It fails probably because the inverting input of it has a resistance that is too low for his sensor to drive, so I simply suggested using his spare opamp to buffer it.
What is your fix for his problem?

 

[GPG1]

Previous post

gain of 22.

Gain of 23
The sensor is easily able to drive a 10K load. The amp is probably stuffed through shorting the outputs.

 

[audioguru2]

Hi GPG,
1) The gain of this diff amp depends on what you call its input.
The entire circuit has a differential gain from between the inputs, V1 and V2, of exactly 22 (not 23).
An input from the inverting input, V1, to ground has a gain of exactly 22.
An input from the non-inverting input, V2, to ground also has a gain of exactly 22.
Only an input from the non-inverting point, V3, to ground has a gain of 23.
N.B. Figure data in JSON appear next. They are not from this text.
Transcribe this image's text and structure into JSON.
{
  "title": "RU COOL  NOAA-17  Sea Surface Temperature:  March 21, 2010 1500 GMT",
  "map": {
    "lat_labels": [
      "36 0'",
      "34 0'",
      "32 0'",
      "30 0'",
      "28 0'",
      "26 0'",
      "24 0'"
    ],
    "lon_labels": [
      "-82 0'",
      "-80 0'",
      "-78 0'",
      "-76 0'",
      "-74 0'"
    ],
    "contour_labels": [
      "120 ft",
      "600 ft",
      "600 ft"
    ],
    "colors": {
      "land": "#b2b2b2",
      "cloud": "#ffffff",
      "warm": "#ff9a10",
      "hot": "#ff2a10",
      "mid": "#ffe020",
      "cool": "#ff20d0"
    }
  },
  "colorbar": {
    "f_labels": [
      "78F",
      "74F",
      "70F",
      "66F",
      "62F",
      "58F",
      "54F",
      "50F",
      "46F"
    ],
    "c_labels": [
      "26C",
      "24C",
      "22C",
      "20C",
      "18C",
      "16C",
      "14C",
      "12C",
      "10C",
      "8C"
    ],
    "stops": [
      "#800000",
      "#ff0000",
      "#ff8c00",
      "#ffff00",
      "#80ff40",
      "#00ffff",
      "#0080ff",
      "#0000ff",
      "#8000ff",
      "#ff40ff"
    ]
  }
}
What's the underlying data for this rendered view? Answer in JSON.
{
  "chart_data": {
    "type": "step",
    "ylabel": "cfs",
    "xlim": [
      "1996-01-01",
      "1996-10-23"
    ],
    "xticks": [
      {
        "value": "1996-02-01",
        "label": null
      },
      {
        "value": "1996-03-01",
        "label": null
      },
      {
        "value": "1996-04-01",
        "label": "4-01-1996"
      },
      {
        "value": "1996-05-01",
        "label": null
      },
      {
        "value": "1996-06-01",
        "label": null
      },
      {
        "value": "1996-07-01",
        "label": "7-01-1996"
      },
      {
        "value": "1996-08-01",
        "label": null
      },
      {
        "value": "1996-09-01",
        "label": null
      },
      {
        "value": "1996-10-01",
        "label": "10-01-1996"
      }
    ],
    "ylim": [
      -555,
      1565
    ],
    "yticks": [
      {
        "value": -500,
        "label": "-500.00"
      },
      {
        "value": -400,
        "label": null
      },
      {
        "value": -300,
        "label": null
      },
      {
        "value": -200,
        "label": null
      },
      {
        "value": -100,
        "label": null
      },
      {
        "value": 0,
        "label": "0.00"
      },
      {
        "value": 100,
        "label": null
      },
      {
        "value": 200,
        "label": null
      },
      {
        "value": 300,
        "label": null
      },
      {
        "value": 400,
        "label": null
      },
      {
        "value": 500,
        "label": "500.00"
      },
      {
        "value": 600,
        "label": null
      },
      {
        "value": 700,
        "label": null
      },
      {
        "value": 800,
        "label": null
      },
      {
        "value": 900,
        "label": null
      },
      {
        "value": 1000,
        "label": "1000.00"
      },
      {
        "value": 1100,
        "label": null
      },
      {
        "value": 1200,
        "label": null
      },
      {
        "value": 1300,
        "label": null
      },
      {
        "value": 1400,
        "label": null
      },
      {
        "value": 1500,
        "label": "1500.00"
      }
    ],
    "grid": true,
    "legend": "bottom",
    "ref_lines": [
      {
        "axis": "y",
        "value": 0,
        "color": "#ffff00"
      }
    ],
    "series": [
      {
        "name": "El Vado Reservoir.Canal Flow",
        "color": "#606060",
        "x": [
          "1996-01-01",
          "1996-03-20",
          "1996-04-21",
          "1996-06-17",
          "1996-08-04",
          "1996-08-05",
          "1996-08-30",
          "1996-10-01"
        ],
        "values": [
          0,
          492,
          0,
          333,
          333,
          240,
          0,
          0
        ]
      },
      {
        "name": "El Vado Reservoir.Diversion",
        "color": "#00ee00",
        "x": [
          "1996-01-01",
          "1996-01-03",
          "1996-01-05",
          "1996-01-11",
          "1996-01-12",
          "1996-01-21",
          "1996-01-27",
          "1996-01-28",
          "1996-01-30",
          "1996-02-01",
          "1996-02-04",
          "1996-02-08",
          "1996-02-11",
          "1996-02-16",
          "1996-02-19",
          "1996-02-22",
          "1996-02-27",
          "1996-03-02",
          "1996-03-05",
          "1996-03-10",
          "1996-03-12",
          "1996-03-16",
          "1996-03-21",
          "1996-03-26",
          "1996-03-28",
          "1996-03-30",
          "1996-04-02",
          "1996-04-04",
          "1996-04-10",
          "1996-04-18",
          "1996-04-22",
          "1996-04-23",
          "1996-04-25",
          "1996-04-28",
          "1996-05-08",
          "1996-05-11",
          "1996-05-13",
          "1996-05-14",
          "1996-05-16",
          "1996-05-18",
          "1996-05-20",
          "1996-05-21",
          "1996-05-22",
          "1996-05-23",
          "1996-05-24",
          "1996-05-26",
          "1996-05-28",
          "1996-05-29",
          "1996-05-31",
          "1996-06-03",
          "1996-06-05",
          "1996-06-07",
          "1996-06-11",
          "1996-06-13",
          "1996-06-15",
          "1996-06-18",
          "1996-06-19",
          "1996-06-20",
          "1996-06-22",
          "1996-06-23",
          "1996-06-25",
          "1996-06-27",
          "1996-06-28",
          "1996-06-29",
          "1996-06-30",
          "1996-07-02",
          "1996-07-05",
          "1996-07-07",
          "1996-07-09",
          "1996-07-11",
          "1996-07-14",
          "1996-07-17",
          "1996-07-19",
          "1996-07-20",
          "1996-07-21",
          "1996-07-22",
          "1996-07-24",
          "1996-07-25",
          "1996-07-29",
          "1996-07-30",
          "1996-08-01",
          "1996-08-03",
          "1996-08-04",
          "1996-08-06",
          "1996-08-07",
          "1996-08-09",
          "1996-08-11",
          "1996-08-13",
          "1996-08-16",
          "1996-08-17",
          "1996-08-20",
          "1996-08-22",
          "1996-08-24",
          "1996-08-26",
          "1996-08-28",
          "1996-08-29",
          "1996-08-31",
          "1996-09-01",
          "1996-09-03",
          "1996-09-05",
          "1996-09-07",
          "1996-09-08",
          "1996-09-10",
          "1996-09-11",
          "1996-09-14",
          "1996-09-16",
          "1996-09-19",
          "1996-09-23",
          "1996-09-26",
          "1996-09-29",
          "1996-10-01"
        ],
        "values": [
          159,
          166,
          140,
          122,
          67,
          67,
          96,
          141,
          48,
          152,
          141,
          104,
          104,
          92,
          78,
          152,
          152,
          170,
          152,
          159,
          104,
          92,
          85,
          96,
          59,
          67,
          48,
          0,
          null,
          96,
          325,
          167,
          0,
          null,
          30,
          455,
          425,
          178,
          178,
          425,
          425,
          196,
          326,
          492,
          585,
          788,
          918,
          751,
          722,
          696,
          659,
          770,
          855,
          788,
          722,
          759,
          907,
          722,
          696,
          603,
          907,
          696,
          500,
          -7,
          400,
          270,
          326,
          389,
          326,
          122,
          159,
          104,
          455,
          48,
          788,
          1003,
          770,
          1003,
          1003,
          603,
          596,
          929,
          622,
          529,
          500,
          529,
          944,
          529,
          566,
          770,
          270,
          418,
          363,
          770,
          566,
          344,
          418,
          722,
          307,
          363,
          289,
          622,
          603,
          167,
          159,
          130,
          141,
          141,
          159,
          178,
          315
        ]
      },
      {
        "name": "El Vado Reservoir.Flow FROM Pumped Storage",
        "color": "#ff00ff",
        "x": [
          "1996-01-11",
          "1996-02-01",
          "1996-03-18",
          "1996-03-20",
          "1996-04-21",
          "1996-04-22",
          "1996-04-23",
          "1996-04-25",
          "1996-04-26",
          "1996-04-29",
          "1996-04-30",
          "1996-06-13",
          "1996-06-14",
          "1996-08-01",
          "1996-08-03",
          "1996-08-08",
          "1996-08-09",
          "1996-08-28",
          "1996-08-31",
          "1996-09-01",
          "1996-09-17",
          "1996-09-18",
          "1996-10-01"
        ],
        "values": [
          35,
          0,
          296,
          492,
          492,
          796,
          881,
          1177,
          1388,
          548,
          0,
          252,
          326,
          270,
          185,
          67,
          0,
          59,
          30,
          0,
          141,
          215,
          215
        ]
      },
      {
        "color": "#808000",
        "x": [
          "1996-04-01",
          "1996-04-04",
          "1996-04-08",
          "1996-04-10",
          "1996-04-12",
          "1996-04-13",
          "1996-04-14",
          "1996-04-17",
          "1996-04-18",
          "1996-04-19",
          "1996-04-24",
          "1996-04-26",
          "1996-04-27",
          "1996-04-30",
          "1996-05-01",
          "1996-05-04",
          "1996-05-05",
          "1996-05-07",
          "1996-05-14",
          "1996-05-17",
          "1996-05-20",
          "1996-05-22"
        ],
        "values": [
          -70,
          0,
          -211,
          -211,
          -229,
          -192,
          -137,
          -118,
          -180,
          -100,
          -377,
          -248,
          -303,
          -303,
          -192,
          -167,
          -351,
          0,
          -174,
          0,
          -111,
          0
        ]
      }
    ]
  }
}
2) The LM34 has an NPN emitter-follower with resistors-to-ground output. At 0 degrees F, the entire IC (excluding its emitter-follower which will have 0V output) has a quiescent current of 60uA.
Its increase in quiescent current of only 15uA at 75 degrees F occurs only in its emitter resistors, which will have 0.75V across them, and therefore calculate to total 50K ohms. Any sourcing load will cause enormous inaccuracy.
Therefore it is not capable of sinking any current from a load that has a positive voltage source like our diff amp that sources 25uA.
It can source a current to a grounded load like an analog meter, or drive a high impedance load.

Darrin's results will confirm it.

 

[GPG1]

I thought that 0.05V drop in the original diff-amp was negligible, but it's not when it is amplified with a gain of 22.

~43.5mV, 23 gain

The LM34 has an NPN emitter-follower with resistors-to-ground output.

Reference please

Its increase in quiescent current of only 15uA at 75 degrees F occurs only in its emitter resistors, which will have 0.75V across them, and therefore calculate to total 50K ohms

Reference please

Therefore it is not capable of sinking any current from a load that has a positive voltage source like our diff amp that sources 25uA.

Capable of doing so down to 5